The key to successful auto-remediation is confidence and safety. Automated actions should only be taken when the system is highly confident in its diagnosis and the remediation action is safe. Rolling back a deployment that is causing errors is relatively safe—worst case, you keep running the previous version a bit longer. Automatically deleting data to free up disk space is risky—you might delete something important. Building trust in auto-remediation requires starting with safe, reversible actions and gradually expanding the set of automated remediations as the system proves its reliability.
Review Questions
- How do metrics, logs, and traces complement each other in observability, and what types of questions is each pillar best suited to answer?
- What are the four Golden Signals, and why do Site Reliability Engineers consider them sufficient for understanding service health?
- How should alert severity levels map to response procedures, and why is it critical to avoid misclassifying alert severity?
- What design principles make dashboards effective for their intended audiences, and why is trying to create one dashboard for all audiences problematic?

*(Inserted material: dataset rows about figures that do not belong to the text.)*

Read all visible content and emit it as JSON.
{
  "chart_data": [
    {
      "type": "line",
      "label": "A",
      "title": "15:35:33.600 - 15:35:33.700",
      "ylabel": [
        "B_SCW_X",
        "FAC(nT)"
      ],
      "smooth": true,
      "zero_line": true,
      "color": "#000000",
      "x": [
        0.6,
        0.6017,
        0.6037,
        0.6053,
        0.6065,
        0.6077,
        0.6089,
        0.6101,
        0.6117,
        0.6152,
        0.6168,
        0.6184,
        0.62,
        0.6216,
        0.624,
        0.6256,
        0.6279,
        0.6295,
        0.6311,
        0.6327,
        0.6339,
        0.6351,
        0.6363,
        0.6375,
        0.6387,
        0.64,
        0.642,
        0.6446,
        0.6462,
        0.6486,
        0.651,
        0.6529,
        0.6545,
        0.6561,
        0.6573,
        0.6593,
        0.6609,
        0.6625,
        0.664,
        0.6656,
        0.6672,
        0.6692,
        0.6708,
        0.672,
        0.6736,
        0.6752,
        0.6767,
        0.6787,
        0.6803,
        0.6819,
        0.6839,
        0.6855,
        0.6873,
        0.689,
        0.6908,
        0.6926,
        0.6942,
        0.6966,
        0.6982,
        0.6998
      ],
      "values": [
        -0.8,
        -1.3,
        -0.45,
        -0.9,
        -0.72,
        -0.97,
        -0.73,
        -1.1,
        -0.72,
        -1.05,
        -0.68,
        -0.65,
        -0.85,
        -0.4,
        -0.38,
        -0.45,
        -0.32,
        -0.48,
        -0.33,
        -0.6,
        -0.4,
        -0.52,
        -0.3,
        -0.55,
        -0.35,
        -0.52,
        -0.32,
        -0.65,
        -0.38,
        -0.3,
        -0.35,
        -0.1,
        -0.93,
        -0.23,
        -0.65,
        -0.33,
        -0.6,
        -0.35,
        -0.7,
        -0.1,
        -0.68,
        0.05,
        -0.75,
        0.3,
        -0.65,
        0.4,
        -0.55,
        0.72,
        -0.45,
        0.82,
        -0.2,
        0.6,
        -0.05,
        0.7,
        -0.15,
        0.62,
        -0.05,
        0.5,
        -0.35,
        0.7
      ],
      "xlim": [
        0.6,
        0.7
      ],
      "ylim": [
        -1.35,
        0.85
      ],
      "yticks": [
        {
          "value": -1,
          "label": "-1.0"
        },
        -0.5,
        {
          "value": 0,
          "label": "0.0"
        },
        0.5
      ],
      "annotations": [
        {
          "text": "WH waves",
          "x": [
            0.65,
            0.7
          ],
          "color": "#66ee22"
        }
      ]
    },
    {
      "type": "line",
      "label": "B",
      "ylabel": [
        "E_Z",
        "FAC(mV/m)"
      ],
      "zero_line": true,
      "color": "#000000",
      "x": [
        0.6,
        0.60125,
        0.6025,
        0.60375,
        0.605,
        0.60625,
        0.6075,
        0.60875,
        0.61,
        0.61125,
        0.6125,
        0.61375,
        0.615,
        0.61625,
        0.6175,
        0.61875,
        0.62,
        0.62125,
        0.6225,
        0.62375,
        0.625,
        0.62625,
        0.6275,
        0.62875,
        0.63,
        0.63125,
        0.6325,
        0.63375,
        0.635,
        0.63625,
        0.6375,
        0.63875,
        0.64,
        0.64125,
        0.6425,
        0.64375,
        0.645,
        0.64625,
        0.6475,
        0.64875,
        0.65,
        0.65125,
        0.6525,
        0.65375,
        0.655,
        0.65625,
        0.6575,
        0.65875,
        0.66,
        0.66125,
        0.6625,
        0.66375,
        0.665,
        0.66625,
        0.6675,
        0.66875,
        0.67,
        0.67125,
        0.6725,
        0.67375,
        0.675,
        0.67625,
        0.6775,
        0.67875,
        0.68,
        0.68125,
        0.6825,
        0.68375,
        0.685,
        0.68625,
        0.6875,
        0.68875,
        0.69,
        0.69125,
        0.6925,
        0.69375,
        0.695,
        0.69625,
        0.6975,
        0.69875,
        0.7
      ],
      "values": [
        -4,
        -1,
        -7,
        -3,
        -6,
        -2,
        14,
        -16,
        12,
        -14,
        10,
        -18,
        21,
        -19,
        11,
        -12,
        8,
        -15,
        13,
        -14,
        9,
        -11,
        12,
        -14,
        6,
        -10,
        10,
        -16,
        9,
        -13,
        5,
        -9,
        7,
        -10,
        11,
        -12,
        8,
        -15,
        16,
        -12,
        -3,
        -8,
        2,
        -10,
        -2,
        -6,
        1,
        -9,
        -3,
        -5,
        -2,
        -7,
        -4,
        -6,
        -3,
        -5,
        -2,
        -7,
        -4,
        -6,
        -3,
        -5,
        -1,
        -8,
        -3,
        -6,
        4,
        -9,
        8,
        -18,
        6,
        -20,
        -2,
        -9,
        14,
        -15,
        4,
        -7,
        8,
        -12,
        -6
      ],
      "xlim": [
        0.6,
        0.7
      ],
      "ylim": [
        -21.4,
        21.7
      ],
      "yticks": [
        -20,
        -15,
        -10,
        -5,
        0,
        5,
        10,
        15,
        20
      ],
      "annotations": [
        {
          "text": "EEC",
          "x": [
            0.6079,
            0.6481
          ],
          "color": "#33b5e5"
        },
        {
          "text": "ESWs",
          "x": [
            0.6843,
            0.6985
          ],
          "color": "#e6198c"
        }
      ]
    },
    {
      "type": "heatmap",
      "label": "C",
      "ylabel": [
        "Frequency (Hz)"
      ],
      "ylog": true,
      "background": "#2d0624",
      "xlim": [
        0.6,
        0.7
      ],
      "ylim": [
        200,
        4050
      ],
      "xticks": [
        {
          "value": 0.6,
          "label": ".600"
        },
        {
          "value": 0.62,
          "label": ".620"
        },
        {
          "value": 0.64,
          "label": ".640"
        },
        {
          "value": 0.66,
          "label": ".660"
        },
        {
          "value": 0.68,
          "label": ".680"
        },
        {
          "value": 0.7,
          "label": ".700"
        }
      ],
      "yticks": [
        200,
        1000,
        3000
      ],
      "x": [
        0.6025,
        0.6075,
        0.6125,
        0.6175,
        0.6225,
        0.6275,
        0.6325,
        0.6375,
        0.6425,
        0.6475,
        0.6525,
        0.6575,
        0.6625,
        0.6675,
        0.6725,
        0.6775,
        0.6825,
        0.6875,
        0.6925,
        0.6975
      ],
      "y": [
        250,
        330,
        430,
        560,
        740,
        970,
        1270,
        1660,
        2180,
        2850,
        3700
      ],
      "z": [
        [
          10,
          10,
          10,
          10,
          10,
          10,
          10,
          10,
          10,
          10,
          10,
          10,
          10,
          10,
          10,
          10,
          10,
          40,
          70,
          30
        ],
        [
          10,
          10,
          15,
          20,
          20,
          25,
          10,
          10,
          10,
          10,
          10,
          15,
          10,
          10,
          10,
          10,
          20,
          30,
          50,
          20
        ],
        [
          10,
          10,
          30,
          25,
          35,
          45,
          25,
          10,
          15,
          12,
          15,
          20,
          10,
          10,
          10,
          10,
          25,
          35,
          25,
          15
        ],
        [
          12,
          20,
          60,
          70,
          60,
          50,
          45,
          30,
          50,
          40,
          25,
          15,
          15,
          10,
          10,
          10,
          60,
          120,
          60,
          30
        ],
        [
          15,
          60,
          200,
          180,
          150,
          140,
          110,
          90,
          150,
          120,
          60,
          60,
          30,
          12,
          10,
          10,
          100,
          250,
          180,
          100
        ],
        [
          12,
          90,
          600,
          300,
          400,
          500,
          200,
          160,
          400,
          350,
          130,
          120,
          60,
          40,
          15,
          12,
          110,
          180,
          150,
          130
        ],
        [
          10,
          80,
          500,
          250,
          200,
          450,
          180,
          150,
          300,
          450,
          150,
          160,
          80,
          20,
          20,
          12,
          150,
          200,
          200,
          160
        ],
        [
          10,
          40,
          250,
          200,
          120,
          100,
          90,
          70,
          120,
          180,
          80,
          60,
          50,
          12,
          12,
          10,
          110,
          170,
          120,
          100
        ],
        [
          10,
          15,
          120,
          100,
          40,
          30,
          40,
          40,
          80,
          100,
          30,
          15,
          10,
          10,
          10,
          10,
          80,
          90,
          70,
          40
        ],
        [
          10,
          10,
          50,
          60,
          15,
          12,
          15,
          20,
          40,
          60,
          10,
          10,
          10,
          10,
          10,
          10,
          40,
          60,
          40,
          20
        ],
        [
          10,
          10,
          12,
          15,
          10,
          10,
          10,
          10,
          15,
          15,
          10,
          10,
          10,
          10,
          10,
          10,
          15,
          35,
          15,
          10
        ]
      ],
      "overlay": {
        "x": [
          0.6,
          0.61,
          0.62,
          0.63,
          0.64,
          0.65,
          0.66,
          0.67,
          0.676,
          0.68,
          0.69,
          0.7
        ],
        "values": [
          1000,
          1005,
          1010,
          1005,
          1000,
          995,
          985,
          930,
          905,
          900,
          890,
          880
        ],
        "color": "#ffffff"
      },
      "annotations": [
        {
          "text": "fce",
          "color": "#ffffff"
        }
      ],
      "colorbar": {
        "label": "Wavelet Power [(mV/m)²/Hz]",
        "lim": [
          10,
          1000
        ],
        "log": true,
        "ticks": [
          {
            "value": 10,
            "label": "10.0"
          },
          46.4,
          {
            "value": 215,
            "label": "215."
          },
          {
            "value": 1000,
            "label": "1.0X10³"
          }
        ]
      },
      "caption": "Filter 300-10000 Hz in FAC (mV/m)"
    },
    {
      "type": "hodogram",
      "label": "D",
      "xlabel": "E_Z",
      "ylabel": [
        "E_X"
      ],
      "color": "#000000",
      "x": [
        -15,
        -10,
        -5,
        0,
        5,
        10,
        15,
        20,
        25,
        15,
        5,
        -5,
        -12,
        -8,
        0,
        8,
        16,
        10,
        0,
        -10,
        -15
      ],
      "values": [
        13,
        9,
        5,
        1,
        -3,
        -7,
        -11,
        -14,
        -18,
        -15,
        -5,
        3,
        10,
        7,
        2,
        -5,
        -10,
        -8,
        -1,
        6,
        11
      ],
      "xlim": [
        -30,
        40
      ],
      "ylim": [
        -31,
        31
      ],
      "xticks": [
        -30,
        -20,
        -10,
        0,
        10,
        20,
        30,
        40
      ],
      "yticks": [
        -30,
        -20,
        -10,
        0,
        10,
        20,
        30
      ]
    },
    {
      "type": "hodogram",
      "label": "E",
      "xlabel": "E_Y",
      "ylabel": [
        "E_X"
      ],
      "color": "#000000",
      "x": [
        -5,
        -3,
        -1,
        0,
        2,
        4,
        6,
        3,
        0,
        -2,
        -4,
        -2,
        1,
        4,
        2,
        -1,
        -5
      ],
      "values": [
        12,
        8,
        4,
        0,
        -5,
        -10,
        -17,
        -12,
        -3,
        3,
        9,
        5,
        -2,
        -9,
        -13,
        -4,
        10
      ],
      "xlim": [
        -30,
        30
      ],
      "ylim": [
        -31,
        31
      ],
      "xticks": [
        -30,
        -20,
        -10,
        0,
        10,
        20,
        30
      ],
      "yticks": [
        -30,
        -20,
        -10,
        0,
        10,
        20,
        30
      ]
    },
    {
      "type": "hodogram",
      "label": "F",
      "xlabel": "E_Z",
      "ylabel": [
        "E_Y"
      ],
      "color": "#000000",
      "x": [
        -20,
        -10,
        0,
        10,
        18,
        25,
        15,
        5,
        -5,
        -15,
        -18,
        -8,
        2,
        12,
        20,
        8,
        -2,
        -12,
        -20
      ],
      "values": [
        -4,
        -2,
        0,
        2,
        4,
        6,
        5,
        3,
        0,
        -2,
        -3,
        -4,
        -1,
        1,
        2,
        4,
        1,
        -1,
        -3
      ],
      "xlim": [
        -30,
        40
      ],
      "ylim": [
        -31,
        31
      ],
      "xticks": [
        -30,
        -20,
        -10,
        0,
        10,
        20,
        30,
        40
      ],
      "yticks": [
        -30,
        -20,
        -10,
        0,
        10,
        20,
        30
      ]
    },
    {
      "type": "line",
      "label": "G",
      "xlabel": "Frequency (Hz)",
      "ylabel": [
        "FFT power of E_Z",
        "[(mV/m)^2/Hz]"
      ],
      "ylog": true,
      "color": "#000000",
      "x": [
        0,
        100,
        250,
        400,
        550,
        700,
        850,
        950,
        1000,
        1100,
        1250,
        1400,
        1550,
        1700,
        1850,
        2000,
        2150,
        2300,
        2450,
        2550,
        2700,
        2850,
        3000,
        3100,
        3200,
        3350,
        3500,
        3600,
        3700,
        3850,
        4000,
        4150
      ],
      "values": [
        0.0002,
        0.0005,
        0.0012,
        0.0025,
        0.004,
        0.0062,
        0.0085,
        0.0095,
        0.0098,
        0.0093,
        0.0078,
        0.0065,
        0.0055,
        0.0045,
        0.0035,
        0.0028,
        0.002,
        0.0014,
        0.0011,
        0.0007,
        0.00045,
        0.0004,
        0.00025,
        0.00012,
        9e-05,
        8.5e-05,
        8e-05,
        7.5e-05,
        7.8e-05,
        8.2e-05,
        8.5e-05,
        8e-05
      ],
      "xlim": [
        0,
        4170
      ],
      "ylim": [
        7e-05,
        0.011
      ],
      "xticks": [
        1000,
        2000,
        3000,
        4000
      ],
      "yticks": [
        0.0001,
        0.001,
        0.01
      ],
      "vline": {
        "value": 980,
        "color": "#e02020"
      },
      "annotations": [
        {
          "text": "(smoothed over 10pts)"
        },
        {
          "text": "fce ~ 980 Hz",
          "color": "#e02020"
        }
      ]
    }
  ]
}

- How can AIOps techniques like anomaly detection and event correlation reduce alert fatigue while improving incident detection and response?
Key Takeaways
- Observability transcends traditional monitoring by enabling exploration of unknown questions rather than just checking predefined conditions, making it essential for understanding complex distributed systems
- The three pillars of observability (metrics, logs, and traces) provide complementary perspectives, with the real power emerging from correlating signals across all three pillars
- Golden Signals (latency, traffic, errors, saturation) provide a focused set of metrics that comprehensively indicate service health without drowning operators in excessive data
- Effective alerting requires ruthless focus on actionability, ensuring every alert requires human action and provides sufficient context for immediate investigation
- Dashboards must be designed for specific audiences with clear hierarchy, appropriate detail levels, and actionable insights rather than attempting to display all available metrics
- AIOps augments human capabilities through anomaly detection, event correlation, predictive analytics, and automated remediation, handling the scale and complexity that overwhelms human operators
Summary
Monitoring and observability form the foundation for operating reliable, performant infrastructure in production. The journey from traditional threshold-based monitoring to modern observability reflects the evolution from simple, predictable systems to complex, distributed architectures with emergent behaviors. By instrumenting systems to emit comprehensive telemetry across the three pillars of metrics, logs, and traces, organizations gain the visibility needed to understand system behavior, diagnose problems rapidly, and make informed decisions about capacity, performance, and reliability. Effective alerting ensures that operators receive timely notification of issues requiring action without suffering alert fatigue from excessive noise. Well-designed dashboards present this telemetry data in forms appropriate for different audiences, from executives tracking business impact to engineers debugging production issues. AIOps techniques increasingly augment human operators by automatically detecting anomalies, correlating related events, predicting future issues, and even remediating problems without human intervention. The result is infrastructure that is not merely monitored but truly observable—where any question about system behavior can be answered through exploration of telemetry data, where problems are detected before they impact users, and where operators have the insights needed to continuously improve reliability and performance.